The Grasshopper and The Ants

The Grasshopper and The Ants
(Cvrčak I Mravi)

pinklec

One of the most famous Aesop’s fables brings us a story about a lazy grasshopper who spent his days in playing music and trying to persuade the ants to follow suit, and about the ants who were diligently standing in rows in front of their house and stapled the food for wintertime.
Through a modern approach, questioning the consequences of work and negligence, this play is asking some of the always up-to-date social questions.

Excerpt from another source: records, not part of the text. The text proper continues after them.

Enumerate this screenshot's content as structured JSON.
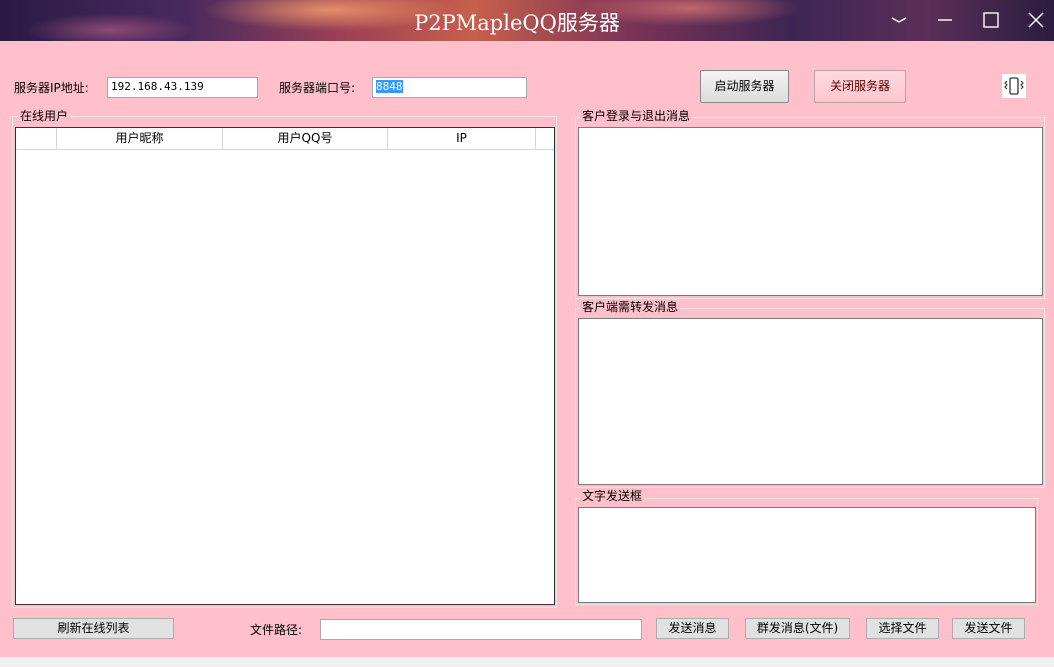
{
  "window": {
    "title": "P2PMapleQQ服务器",
    "controls": {
      "extra_icon": "chevron-icon",
      "minimize": "—",
      "maximize": "☐",
      "close": "✕"
    }
  },
  "server": {
    "ip_label": "服务器IP地址:",
    "ip_value": "192.168.43.139",
    "port_label": "服务器端口号:",
    "port_value": "8848",
    "start_button": "启动服务器",
    "stop_button": "关闭服务器",
    "vibrate_icon": "vibrate-icon"
  },
  "online_users": {
    "title": "在线用户",
    "columns": [
      "",
      "用户昵称",
      "用户QQ号",
      "IP"
    ],
    "rows": []
  },
  "login_logout": {
    "title": "客户登录与退出消息",
    "text": ""
  },
  "forward": {
    "title": "客户端需转发消息",
    "text": ""
  },
  "text_send": {
    "title": "文字发送框",
    "text": ""
  },
  "footer": {
    "refresh_button": "刷新在线列表",
    "file_path_label": "文件路径:",
    "file_path_value": "",
    "send_message_button": "发送消息",
    "broadcast_button": "群发消息(文件)",
    "choose_file_button": "选择文件",
    "send_file_button": "发送文件"
  }
}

Through a contrast of ants as diligent people caring about securing their material future, and a grasshopper as a certain sort of a Bohemian enjoying the moment, the audience is facing the opposition of material goods in lack of which there is no progress and the art the importance of which is also undisputable.
Shall the grasshopper survive the wintertime when he realises that only his instruments are what is left, and shall all of the ants resist his song which is following them from day to day?
The actors’ play of four actors leads us to the world of little workaholics and one Bohemian, leaving us the space to conclude who is negative and who is positive in this story for ourselves, and whether such division is present at all in the story which, apart from the lead message, gives us also in traces the famous one teaching us that we are all different?

Working on the play

In the footsteps of a fable by La Fontaine we have elaborated his unambiguous premise “the one who is working should not fear of famine” in a way that we have conceptually and dramaturgically extended the story to the community of ants, which, even though it seems unison at the first sight, finally still consists of different individual characters of each ant independently. Starting with the ant who manages the whole collective work, up to the ant worker, who is facing issues with his hypochondriac side, and as it is appropriate, however the ants evidently are hard-working, one can always find an ant who is lazier and thus obstructs the arranged collective work in the community of ants.

Short Info

Premiere: December, 20th, 2020
Age: 4+
Duration: 40 min

Direction Team

Director: Romano Bogdan
Text and dramaturgy: Ivona Marciuš
Scenography and stage costume design: Bruno Kontrec
Music: Igor Baksa
Lighting configuration: Neven Taradi
Graphic design: Bruno Kontrec

In contrast to them there is the Grasshopper, a self-educated musician, who apart from his primary role of a music player, has got an unquenchable urge to teach ants he gets to know to play music, even though they are steadily avoding him in order not to be distracted in their work, whatever kind it may be.
The staging of the play has been scenographically dismantled to ten burlap bags playing the role of food stocks ready for wintertime, and the whole stage area has been left for the actors for their play, which has been developed through a “work in progress” process, building the interrelations of characters, rhythmical sequences in the community of ants and destruction through interference of the Grasshopper into their routine collectivism. At the end ow the play, as the ants finally disclose to the Grasshopper that they also can play music very well, whe offer a subtle suggestion to the child audience that however important the work itself may be, the community and the society in general cannot be complete if it is not pervaded by any form of artistic creation.